Alarmingly, the report found global agricultural productivity grew by only 1.12% annually from 2011-20, far below the 1.73% needed to sustainably feed the 9 billion world population expected by 2050. As troubling, some of the regions with greatest productivity gains, including Sub-Saharan Africa or Latin America, came from converting grasslands, forests, and other wildlands to agriculture or significantly increasing inputs. In other words, globally, we are no longer innovating: The world is simply putting more land into production and dumping increased inputs into it—a move in the wrong direction for both productivity and sustainability.
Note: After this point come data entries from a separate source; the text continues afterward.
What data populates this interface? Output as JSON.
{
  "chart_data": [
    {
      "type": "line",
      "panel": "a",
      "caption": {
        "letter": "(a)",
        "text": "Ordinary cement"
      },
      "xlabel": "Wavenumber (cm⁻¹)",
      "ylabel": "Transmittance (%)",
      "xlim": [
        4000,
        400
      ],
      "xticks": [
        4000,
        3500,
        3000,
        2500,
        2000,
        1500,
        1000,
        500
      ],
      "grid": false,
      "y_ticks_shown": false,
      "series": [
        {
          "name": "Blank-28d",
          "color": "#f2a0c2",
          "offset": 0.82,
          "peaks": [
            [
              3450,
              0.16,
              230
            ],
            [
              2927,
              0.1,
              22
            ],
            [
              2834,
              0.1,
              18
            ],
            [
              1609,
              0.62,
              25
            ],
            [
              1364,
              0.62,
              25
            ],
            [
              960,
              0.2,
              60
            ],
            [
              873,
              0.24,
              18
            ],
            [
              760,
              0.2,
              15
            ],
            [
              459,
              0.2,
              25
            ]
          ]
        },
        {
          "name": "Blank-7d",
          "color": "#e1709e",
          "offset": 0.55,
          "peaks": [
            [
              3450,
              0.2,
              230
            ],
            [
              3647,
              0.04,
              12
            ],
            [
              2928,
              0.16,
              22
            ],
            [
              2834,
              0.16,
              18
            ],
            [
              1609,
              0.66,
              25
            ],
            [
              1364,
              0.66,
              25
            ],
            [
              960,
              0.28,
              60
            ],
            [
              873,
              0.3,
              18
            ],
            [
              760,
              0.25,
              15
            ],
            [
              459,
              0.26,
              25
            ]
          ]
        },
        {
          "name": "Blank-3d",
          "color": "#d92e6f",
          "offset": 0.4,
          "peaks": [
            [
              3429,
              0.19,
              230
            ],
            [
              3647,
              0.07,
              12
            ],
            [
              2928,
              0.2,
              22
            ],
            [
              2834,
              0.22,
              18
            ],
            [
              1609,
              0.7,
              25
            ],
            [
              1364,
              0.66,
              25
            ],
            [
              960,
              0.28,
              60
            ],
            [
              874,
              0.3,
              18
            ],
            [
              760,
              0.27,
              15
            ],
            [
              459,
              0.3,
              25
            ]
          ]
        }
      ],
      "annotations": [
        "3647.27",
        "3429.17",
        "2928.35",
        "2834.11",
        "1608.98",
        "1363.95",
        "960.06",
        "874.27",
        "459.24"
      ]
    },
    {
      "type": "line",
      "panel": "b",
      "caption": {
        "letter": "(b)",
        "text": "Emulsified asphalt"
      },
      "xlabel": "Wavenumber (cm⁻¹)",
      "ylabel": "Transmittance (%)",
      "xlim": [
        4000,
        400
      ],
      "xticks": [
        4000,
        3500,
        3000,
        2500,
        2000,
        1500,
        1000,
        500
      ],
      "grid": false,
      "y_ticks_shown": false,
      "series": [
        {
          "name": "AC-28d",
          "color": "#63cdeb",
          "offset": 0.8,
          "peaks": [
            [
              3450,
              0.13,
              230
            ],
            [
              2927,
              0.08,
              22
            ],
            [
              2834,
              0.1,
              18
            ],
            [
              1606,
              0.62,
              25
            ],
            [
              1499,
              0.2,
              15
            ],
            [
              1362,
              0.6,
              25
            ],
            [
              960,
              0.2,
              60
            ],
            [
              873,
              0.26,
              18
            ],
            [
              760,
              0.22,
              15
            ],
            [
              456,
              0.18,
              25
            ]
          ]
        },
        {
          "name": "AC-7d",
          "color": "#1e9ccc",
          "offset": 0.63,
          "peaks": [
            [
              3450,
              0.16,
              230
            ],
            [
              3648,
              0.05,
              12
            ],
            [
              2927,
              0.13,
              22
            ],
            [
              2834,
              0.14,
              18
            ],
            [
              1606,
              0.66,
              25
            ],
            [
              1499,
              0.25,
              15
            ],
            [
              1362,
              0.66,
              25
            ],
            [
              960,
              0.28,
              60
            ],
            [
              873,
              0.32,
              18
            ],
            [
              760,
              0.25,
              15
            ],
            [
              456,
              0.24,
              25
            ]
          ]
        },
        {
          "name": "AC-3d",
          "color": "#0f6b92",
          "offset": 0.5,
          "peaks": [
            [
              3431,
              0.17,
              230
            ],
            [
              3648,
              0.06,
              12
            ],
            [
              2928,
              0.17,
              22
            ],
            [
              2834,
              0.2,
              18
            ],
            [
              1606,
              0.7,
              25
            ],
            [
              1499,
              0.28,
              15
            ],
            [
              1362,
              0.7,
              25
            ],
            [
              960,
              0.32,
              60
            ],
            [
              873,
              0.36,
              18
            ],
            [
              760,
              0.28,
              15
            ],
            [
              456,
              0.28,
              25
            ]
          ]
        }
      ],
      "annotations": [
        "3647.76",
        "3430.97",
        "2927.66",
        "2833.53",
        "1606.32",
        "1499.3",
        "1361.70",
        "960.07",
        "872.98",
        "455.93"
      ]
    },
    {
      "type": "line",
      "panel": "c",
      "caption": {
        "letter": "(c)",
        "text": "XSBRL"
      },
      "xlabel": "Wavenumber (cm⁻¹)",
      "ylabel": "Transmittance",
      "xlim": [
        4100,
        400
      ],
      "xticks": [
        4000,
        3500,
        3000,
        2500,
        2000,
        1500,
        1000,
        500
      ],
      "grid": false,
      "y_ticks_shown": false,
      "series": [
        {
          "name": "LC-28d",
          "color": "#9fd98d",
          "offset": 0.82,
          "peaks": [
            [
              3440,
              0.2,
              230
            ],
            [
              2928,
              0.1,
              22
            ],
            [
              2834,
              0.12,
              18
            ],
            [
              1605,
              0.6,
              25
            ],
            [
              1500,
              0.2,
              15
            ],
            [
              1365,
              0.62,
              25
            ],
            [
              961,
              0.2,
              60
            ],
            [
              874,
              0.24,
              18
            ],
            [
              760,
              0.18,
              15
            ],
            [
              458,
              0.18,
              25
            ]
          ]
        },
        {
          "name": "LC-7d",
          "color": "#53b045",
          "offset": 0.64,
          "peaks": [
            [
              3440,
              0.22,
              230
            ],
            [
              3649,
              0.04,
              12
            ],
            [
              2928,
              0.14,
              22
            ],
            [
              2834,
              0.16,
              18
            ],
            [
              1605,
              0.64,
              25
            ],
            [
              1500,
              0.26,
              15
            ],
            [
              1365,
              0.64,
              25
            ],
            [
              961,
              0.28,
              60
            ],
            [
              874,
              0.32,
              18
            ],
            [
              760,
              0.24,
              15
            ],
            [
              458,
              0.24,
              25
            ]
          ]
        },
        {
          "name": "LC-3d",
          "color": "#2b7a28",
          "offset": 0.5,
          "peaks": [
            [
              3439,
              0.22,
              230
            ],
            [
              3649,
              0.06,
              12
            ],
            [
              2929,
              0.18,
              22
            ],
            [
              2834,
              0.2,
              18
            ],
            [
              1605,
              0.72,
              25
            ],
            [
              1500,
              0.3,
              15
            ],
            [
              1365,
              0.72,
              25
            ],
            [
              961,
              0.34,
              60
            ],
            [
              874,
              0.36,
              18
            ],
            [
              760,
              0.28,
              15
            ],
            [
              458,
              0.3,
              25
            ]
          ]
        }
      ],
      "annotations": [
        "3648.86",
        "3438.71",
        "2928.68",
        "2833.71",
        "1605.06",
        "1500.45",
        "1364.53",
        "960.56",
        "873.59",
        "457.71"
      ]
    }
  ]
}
It is not too late to course correct, and here in the U.S., we are already taking positive steps. The Biden administration’s recent executive order advancing biotechnology regulatory modernization has the potential to be indispensable in paving the way for the use of gene edited crops, livestock, and microbes. Gene editing has unimaginable prospects to advance breeding efforts and significantly boost yields, reduce greenhouse gas emissions, improve disease resistance, ease mechanization, and decrease food waste.